Question

In an isobaric process where $\gamma$ is the adiabatic exponent of the gas,

• A. The heat given to the gas is $\frac{7}{\gamma -1}$ times the work done by the gas.
• B. The work done by the gas is $(\gamma -1)$ times the change in intermal energy.
• C. The temperature of the gas is increased.
• D. The temperature of the gas is decreased.

Answer 1

Answer: (A), (B), (C)

The correct options are
A The heat given to the gas is $\frac{7}{\gamma -1}$ times the work done by the gas.
B The work done by the gas is $(\gamma -1)$ times the change in intermal energy.
C The temperature of the gas is increased.

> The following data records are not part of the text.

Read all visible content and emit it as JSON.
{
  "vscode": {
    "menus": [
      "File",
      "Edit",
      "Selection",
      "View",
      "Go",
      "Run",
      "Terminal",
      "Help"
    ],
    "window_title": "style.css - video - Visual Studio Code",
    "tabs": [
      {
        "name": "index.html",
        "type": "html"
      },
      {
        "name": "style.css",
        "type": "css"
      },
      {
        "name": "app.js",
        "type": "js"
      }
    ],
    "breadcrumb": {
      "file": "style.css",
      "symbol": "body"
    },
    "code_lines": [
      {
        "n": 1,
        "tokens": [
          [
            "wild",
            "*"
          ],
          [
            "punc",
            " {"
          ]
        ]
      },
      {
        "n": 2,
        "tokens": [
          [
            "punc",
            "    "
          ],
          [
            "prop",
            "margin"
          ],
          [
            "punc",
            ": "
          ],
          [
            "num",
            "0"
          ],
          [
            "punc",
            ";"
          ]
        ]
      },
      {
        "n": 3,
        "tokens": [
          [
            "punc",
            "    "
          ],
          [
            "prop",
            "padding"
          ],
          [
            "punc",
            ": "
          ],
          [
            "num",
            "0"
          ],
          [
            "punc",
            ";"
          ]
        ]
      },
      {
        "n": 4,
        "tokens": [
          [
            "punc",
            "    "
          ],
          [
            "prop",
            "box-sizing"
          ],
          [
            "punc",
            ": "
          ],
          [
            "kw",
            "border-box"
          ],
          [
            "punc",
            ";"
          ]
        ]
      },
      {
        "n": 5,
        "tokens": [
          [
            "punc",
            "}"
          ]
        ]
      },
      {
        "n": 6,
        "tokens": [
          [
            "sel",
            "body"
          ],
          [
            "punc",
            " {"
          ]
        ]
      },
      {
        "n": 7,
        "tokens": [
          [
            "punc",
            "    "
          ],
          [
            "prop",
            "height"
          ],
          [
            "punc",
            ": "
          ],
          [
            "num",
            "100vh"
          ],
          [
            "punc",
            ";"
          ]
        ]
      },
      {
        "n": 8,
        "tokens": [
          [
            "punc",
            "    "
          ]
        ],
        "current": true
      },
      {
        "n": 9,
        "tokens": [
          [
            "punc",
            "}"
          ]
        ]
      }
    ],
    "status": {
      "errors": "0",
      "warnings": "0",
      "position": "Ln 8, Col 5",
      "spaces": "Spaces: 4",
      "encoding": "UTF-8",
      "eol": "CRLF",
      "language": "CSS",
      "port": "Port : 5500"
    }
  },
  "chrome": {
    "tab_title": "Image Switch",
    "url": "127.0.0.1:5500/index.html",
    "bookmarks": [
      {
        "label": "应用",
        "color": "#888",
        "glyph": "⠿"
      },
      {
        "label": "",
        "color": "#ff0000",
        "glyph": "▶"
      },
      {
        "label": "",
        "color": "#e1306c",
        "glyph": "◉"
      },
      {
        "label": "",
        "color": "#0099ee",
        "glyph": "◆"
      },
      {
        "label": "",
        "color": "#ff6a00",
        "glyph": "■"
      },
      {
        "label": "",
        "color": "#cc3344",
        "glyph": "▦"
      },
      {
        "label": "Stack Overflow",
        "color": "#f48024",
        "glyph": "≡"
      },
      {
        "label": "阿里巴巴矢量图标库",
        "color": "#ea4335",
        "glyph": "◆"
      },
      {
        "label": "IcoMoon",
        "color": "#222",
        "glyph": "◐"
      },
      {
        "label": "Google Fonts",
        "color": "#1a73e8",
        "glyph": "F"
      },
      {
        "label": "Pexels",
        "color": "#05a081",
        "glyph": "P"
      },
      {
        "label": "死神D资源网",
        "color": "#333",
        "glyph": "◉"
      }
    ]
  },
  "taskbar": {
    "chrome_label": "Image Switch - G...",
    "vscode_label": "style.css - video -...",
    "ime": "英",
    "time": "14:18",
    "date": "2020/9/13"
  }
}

At constant pressure, $V\propto T$
If volume increases, temperature also increases.

In an isobaric process, $\Delta Q=\gamma \Delta U$
($\because C_P=\gamma C_V$)
$\Delta Q=\Delta U+\Delta W$ (1st Law)
$\therefore \Delta W=\gamma \Delta U-\Delta U=(\gamma -1)\Delta U$
$\Delta U=\left(\frac{1}{\gamma -1}\right)\Delta W$
$\therefore \Delta Q=\frac{\gamma }{(\gamma -1)}\Delta W$